In a video address late Wednesday to the U.S. Center for Strategic & International Studies, May also said worries remain over Hong Kong’s “reputation as a business center which depends on adherence to international standards and the rule of law.”
Among those concerns was an interpretation last month by the standing committee of National People’s Congress, China’s legislature, that could “further undermine the independence of Hong Kong’s judiciary system by expanding the Hong Kong executive branch’s authority to make decisions affecting cases without judicial oversight,” May said.
The standing committee ruled that Hong Kong’s courts need the approval of the territory’s chief executive or a separate committee to allow foreign lawyers to take part in national security trials.
That came after Hong Kong leader John Lee, who is under U.S. sanctions, asked Beijing to make a ruling that could effectively block jailed pro-democracy publisher Jimmy Lai from hiring a British lawyer to represent him.

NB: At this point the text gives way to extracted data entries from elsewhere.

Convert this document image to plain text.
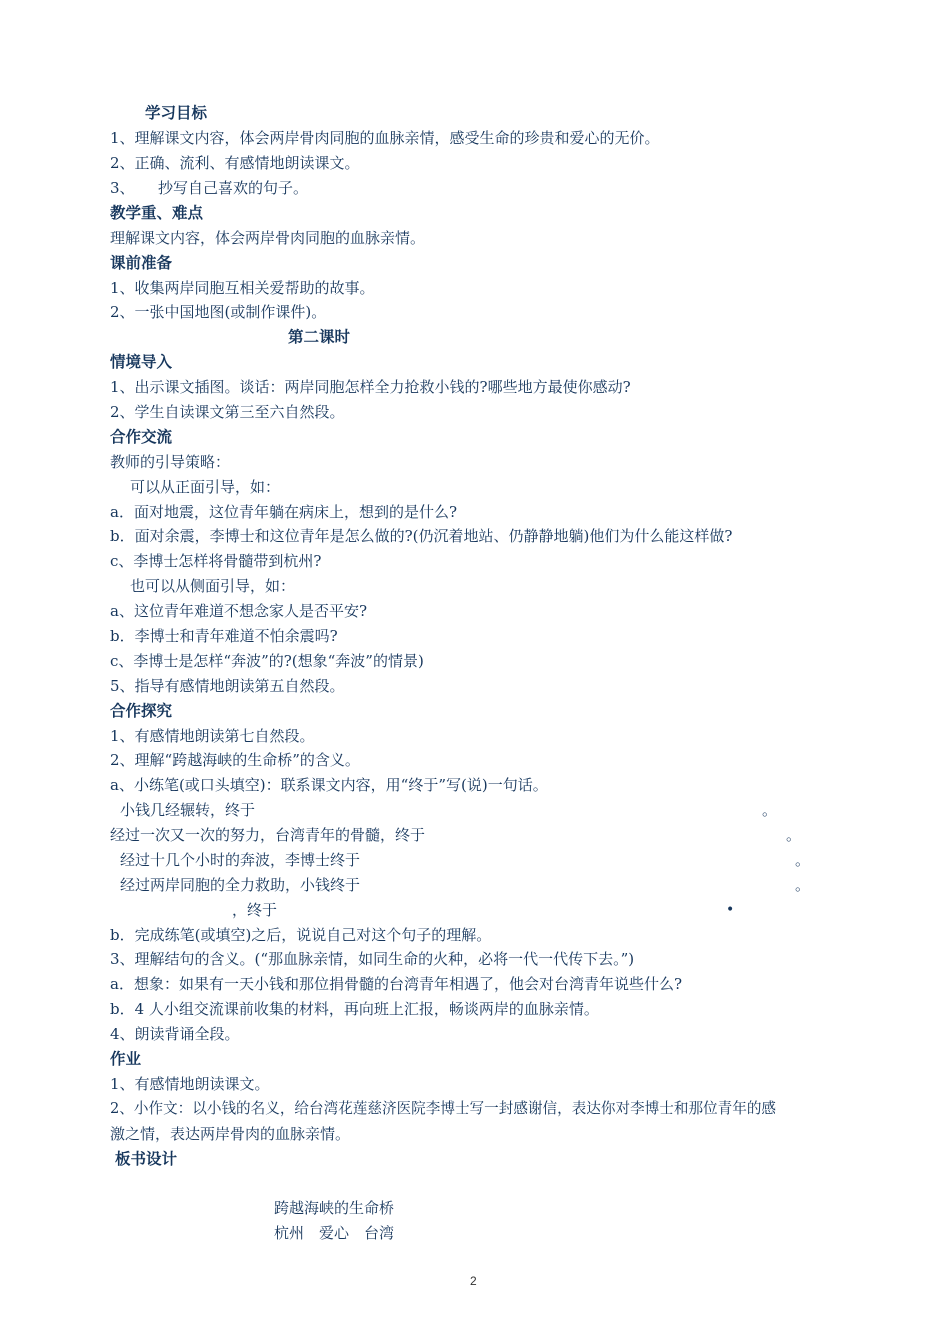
学习目标
1、理解课文内容，体会两岸骨肉同胞的血脉亲情，感受生命的珍贵和爱心的无价。
2、正确、流利、有感情地朗读课文。
3、 抄写自己喜欢的句子。
教学重、难点
理解课文内容，体会两岸骨肉同胞的血脉亲情。
课前准备
1、收集两岸同胞互相关爱帮助的故事。
2、一张中国地图(或制作课件)。
第二课时
情境导入
1、出示课文插图。谈话：两岸同胞怎样全力抢救小钱的?哪些地方最使你感动?
2、学生自读课文第三至六自然段。
合作交流
教师的引导策略：
可以从正面引导，如：
a．面对地震，这位青年躺在病床上，想到的是什么?
b．面对余震，李博士和这位青年是怎么做的?(仍沉着地站、仍静静地躺)他们为什么能这样做?
c、李博士怎样将骨髓带到杭州?
也可以从侧面引导，如：
a、这位青年难道不想念家人是否平安?
b．李博士和青年难道不怕余震吗?
c、李博士是怎样“奔波”的?(想象“奔波”的情景)
5、指导有感情地朗读第五自然段。
合作探究
1、有感情地朗读第七自然段。
2、理解“跨越海峡的生命桥”的含义。
a、小练笔(或口头填空)：联系课文内容，用“终于”写(说)一句话。
小钱几经辗转，终于	。
经过一次又一次的努力，台湾青年的骨髓，终于	。
经过十几个小时的奔波，李博士终于	。
经过两岸同胞的全力救助，小钱终于	。
，终于	•
b．完成练笔(或填空)之后，说说自己对这个句子的理解。
3、理解结句的含义。(“那血脉亲情，如同生命的火种，必将一代一代传下去。”)
a．想象：如果有一天小钱和那位捐骨髓的台湾青年相遇了，他会对台湾青年说些什么?
b．4 人小组交流课前收集的材料，再向班上汇报，畅谈两岸的血脉亲情。
4、朗读背诵全段。
作业
1、有感情地朗读课文。
2、小作文：以小钱的名义，给台湾花莲慈济医院李博士写一封感谢信，表达你对李博士和那位青年的感
激之情，表达两岸骨肉的血脉亲情。
板书设计
跨越海峡的生命桥
杭州　爱心　台湾
2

Lai was arrested in 2020 during a crackdown on the city’s pro-democracy movement that led Beijing to impose a sweeping National Security Law on the city. He is fighting collusion charges and faces up to life in prison if convicted.
May said that in light of the standing committee’s ruling and other developments, “companies should be aware that the risks faced in mainland China are now increasingly present here in Hong Kong.”

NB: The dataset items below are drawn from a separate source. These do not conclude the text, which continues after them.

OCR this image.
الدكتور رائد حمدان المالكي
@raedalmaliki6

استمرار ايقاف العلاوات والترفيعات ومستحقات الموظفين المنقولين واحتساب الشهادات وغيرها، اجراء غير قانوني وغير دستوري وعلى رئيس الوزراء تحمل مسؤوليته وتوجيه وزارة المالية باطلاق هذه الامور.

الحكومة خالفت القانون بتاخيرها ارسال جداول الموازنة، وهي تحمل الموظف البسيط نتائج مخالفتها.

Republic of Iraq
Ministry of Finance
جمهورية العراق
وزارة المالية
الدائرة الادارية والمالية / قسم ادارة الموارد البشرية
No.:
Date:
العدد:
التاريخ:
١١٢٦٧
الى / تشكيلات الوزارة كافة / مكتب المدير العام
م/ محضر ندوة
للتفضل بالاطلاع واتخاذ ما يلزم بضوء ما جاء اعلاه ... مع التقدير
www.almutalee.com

“The National Security Law and actions taken by Beijing and Hong Kong authorities may negatively impact company staff, finances, legal compliance reputation and operations,” he said.

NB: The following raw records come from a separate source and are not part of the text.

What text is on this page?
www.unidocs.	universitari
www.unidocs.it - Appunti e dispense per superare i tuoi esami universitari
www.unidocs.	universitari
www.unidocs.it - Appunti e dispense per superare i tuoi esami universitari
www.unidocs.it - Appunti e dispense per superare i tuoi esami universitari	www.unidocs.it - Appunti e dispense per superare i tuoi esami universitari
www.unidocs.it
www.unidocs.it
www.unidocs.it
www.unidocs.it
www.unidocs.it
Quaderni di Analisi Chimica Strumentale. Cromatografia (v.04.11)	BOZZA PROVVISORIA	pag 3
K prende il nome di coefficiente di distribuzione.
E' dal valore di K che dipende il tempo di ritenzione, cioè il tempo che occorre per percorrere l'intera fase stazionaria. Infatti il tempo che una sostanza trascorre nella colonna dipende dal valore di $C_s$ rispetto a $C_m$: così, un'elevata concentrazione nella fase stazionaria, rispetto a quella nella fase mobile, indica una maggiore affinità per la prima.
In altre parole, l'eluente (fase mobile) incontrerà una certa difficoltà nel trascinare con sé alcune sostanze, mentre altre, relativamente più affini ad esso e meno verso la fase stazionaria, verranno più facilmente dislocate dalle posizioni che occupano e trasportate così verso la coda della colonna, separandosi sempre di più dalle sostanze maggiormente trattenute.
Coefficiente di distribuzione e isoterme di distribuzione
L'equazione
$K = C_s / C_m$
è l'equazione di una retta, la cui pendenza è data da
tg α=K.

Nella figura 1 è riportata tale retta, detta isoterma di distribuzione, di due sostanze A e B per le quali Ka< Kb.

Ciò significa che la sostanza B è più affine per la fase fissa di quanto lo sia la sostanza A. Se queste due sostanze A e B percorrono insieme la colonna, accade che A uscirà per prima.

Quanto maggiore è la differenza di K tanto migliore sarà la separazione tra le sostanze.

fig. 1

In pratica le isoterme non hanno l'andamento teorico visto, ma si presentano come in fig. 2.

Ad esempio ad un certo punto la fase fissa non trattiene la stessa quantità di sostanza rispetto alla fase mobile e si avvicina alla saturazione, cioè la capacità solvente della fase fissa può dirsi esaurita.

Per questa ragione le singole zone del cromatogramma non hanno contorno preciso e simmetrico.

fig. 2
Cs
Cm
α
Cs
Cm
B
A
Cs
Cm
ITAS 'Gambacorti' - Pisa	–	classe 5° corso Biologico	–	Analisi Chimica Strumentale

Hong Kong’s reputation as a free global financial center could be further harmed if more of the “best and brightest” leave the city, he said, referring to the decision by many Hong Kong citizens to move abroad after 2020.
The city’s government should “cease its dismantlement of Hong Kong’s democratic institutions, autonomy and rule of law,” release those held unjustly and “respect human rights for all,” May said.
In a response, the Chinese Foreign Ministry’s office in Hong Kong said May “slandered the rule of law and freedom in Hong Kong” and “deliberately discredited Hong Kong’s business environment.”
May “recklessly trampled on the basic principle of not interfering with a place’s domestic affairs under international law and international relations,” it said in a statement posted online.
“He supported those who have opposed China and disrupted Hong Kong, and also badmouthed Hong Kong’s development prospects,” the statement said.
The U.S. and other major democracies have been critical of China’s crackdown on political freedoms in the former British colony, which was handed back to China in 1997 with a promise by Beijing to keep Western-style liberties under a “one country, two systems” framework.
Hong Kong is among a raft of issues that have sent ties between Beijing and Washington to their lowest level in years, including technology and trade, human rights, threats against Taiwan, and China’s claims in the South China Sea.